Skip to content

Vision Training

m-gpux vision sample-data, vision train, vision evaluate, vision predict, and vision export form a complete image-classification workflow on Modal without making the user rewrite dataset setup, training, evaluation, inference, or export boilerplate.

What it does

The workflow:

  1. Optionally generates a tiny local sample dataset
  2. Validates a local dataset folder
  3. Prompts for model, GPU, and training hyperparameters
  4. Generates a complete modal_runner.py
  5. Runs the job on Modal
  6. Saves checkpoints and metrics to a Modal Volume

Supported dataset layouts

Pre-split

dataset/
  train/
    cat/
    dog/
  val/
    cat/
    dog/
  test/
    cat/
    dog/

Single root

dataset/
  cat/
  dog/

For a single-root dataset, m-gpux creates the validation split automatically.

Sample dataset generator

The repository includes a ready-to-use smoke-test dataset at data/m-gpux-vision-sample.

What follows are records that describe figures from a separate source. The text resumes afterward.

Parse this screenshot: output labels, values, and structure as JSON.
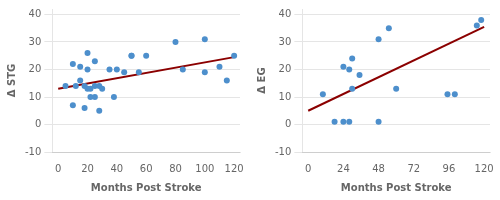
{
  "chart_data": [
    {
      "type": "scatter",
      "y_label": "Δ STG",
      "x_label": "Months Post Stroke",
      "series": [
        {
          "type": "scatter",
          "color": "#4d8fcc",
          "x": [
            5,
            10,
            10,
            12,
            15,
            15,
            18,
            18,
            20,
            20,
            20,
            22,
            22,
            25,
            25,
            25,
            28,
            28,
            30,
            35,
            38,
            40,
            45,
            50,
            50,
            55,
            60,
            80,
            85,
            100,
            100,
            110,
            115,
            120
          ],
          "values": [
            14,
            22,
            7,
            14,
            21,
            16,
            14,
            6,
            13,
            20,
            26,
            13,
            10,
            23,
            14,
            10,
            14,
            5,
            13,
            20,
            10,
            20,
            19,
            25,
            25,
            19,
            25,
            30,
            20,
            31,
            19,
            21,
            16,
            25
          ]
        },
        {
          "type": "line",
          "color": "#8b0000",
          "x": [
            0,
            120
          ],
          "values": [
            13.0,
            24.5
          ]
        }
      ],
      "xlim": [
        -4,
        124
      ],
      "xticks": [
        0,
        20,
        40,
        60,
        80,
        100,
        120
      ],
      "ylim": [
        -10,
        42
      ],
      "yticks": [
        -10,
        0,
        10,
        20,
        30,
        40
      ],
      "grid": "y"
    },
    {
      "type": "scatter",
      "y_label": "Δ EG",
      "x_label": "Months Post Stroke",
      "series": [
        {
          "type": "scatter",
          "color": "#4d8fcc",
          "x": [
            10,
            18,
            24,
            24,
            28,
            28,
            30,
            30,
            35,
            48,
            48,
            55,
            60,
            95,
            100,
            115,
            118
          ],
          "values": [
            11,
            1,
            21,
            1,
            20,
            1,
            13,
            24,
            18,
            31,
            1,
            35,
            13,
            11,
            11,
            36,
            38
          ]
        },
        {
          "type": "line",
          "color": "#8b0000",
          "x": [
            0,
            120
          ],
          "values": [
            5.0,
            35.5
          ]
        }
      ],
      "xlim": [
        -4,
        124
      ],
      "xticks": [
        0,
        24,
        48,
        72,
        96,
        120
      ],
      "ylim": [
        -10,
        42
      ],
      "yticks": [
        -10,
        0,
        10,
        20,
        30,
        40
      ],
      "grid": "y"
    }
  ]
}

Use sample-data when you want to regenerate it or create a customized copy without downloading anything:

m-gpux vision sample-data

By default this creates:

data/m-gpux-vision-sample/
  train/
    circle/
    square/
    triangle/
  val/
    circle/
    square/
    triangle/
  test/
    circle/
    square/
    triangle/

Useful options:

m-gpux vision sample-data --output ./data/demo-shapes --image-size 160
m-gpux vision sample-data --layout single-root --images-per-class 30
m-gpux vision sample-data --force

Example

Create a built-in demo dataset:

m-gpux vision sample-data --output ./data/m-gpux-vision-sample

Then train on it:

m-gpux vision train --dataset ./data/m-gpux-vision-sample --model resnet18 --gpu T4

Or train on your own dataset:

m-gpux vision train --dataset ./data/cats-vs-dogs --model resnet50 --gpu A10G

After training, run inference on new images with:

m-gpux vision predict --input ./samples --run-name imgclf-resnet50-20260420-113500 --gpu T4

Evaluate the checkpoint on a dataset split:

m-gpux vision evaluate --dataset ./data/cats-vs-dogs --run-name imgclf-resnet50-20260420-113500 --split test --gpu T4

Export the trained model for deployment:

m-gpux vision export --run-name imgclf-resnet50-20260420-113500 --format all

If you omit those flags, the wizard will guide you through:

  • Dataset folder
  • Model selection
  • GPU selection
  • Epochs, batch size, image size
  • Optimizer and scheduler
  • Augmentation strength
  • Mixed precision, early stopping, gradient accumulation
  • Artifact volume and experiment name

Model choices

The built-in picker includes a broad set of TorchVision classification models, including:

  • ResNet and Wide ResNet
  • ResNeXt
  • EfficientNet and EfficientNetV2
  • ConvNeXt
  • DenseNet
  • MobileNet
  • ShuffleNet
  • RegNet
  • Vision Transformer
  • Swin Transformer
  • MaxVit
  • Inception V3

You can also type a custom TorchVision model builder name manually.

Stored artifacts

Each run is saved into a persistent Modal Volume, by default m-gpux-vision-artifacts.

Typical output:

<run-name>/
  checkpoints/
    best_model.pt
    last_model.pt
  config.json
  history.json
  summary.json
  test_metrics.json
  test_report.json

Download them later with:

modal volume get m-gpux-vision-artifacts <run-name>/summary.json summary.json
modal volume get m-gpux-vision-artifacts <run-name>/checkpoints/best_model.pt best_model.pt

vision predict also writes a JSON report back into the same volume, usually under:

<run-name>/predictions/predictions-YYYYMMDD-HHMMSS.json

vision evaluate writes JSON metric reports, typically under:

<run-name>/evaluations/eval-<split>-YYYYMMDD-HHMMSS.json

vision export writes deployment artifacts, typically under:

<run-name>/exports/export-YYYYMMDD-HHMMSS/
  model.onnx
  model.ts
  labels.json
  export_summary.json

Practical notes

  • Smaller datasets and simpler models work well with T4, L4, or A10G.
  • Transformer backbones and larger ConvNeXt variants usually benefit from A100, H100, or better.
  • Local datasets are forwarded into the container with Image.add_local_dir, so very large datasets may take longer to start.
  • Checkpoints are persisted with a Modal Volume so they survive container shutdown.